Deux modes de règlement sont possibles. Les instructions émises par les utilisateurs initiaux peuvent être traitées et réglées une par une : c’est le système de règlement brut. Les établissements se transmettent les informations nécessaires à l’opération puis débitent et créditent les comptes des agents concernés et leurs propres comptes du montant de cette opération. On peut au contraire choisir d’accumuler sur une période donnée (en général une journée) les instructions de paiement et de ne transférer que les soldes restants entre établissements (système de compensation) : c’est le système de règlement net. Si les systèmes bruts garantissent une bonne sécurité aux opérations, ils sont en général lourds à mettre en œuvre et très coûteux pour les banques. On tend aujourd’hui à privilégier les systèmes nets pour les opérations de faibles montants et les systèmes bruts pour les opérations de montants élevés ; mais les rapides progrès de l’automatisation et des transmissions informatisées peuvent laisser envisager une extension des systèmes bruts.

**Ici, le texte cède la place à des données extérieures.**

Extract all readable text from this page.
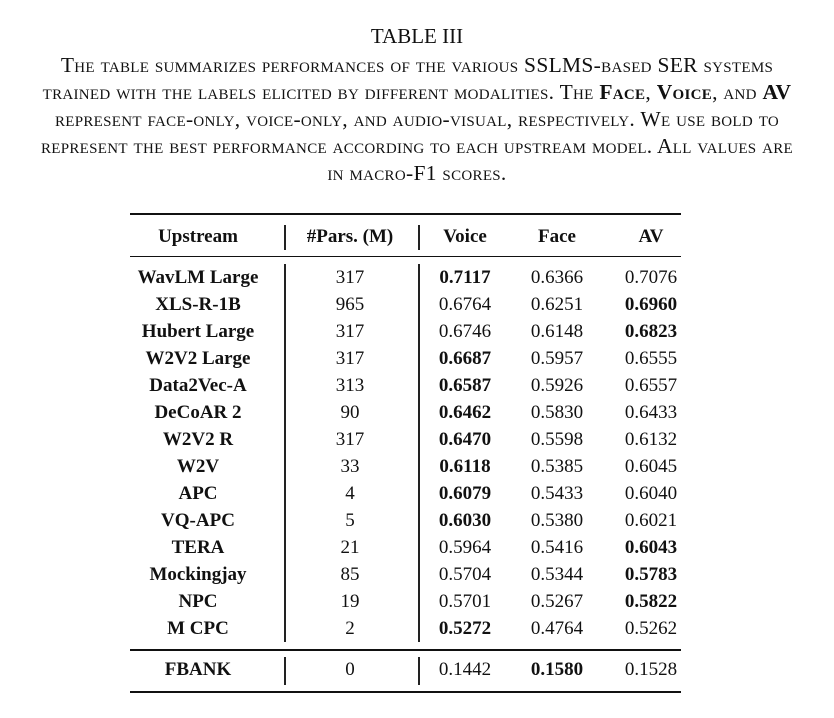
TABLE III
The table summarizes performances of the various SSLMS-based SER systems trained with the labels elicited by different modalities. The Face, Voice, and AV represent face-only, voice-only, and audio-visual, respectively. We use bold to represent the best performance according to each upstream model. All values are in macro-F1 scores.
Upstream	#Pars. (M)	Voice	Face	AV
WavLM Large	317	0.7117	0.6366	0.7076
XLS-R-1B	965	0.6764	0.6251	0.6960
Hubert Large	317	0.6746	0.6148	0.6823
W2V2 Large	317	0.6687	0.5957	0.6555
Data2Vec-A	313	0.6587	0.5926	0.6557
DeCoAR 2	90	0.6462	0.5830	0.6433
W2V2 R	317	0.6470	0.5598	0.6132
W2V	33	0.6118	0.5385	0.6045
APC	4	0.6079	0.5433	0.6040
VQ-APC	5	0.6030	0.5380	0.6021
TERA	21	0.5964	0.5416	0.6043
Mockingjay	85	0.5704	0.5344	0.5783
NPC	19	0.5701	0.5267	0.5822
M CPC	2	0.5272	0.4764	0.5262
FBANK	0	0.1442	0.1580	0.1528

En France, le système interbancaire de paiement est constitué de plusieurs mécanismes complémentaires qui restent en pleine évolution en raison des progrès technologiques mais aussi d’un fonctionnement prenant progressivement une dimension européenne. On doit distinguer entre paiements de détail et paiements de montants élevés.
– pour les paiements de détail, les échanges de moyens de paiements scripturaux entre les banques sont compensés dans le système CORE qui a remplacé en 2008 le système SIT. Il s’agit d’un réseau de télécommunication décentralisé permettant l’échange direct et en continu des ordres de paiement entre les centres informatiques des banques.
– pour les montants élevés le système européen TARGET 2 (Trans-European Automated Real-Time Gross Settlement Express Transfer System) est en place depuis 2008. Il a vocation à intégrer progressivement tous les systèmes nationaux des pays européens. Il fonctionne de manière continue et est notamment utilisé pour le règlement des opérations de politique monétaire. Il permet des opérations transfrontières en euro dans les mêmes conditions que les opérations domestiques.
– un système de compensation sur instruments financiers (LCH Clearnet) et un système de règlement-livraison de titres (ESES) complète ces dispositifs.
Associés à la mise en œuvre du SEPA (voir plus haut), l’ensemble de ces systèmes font donc naître une véritable Europe des paiements.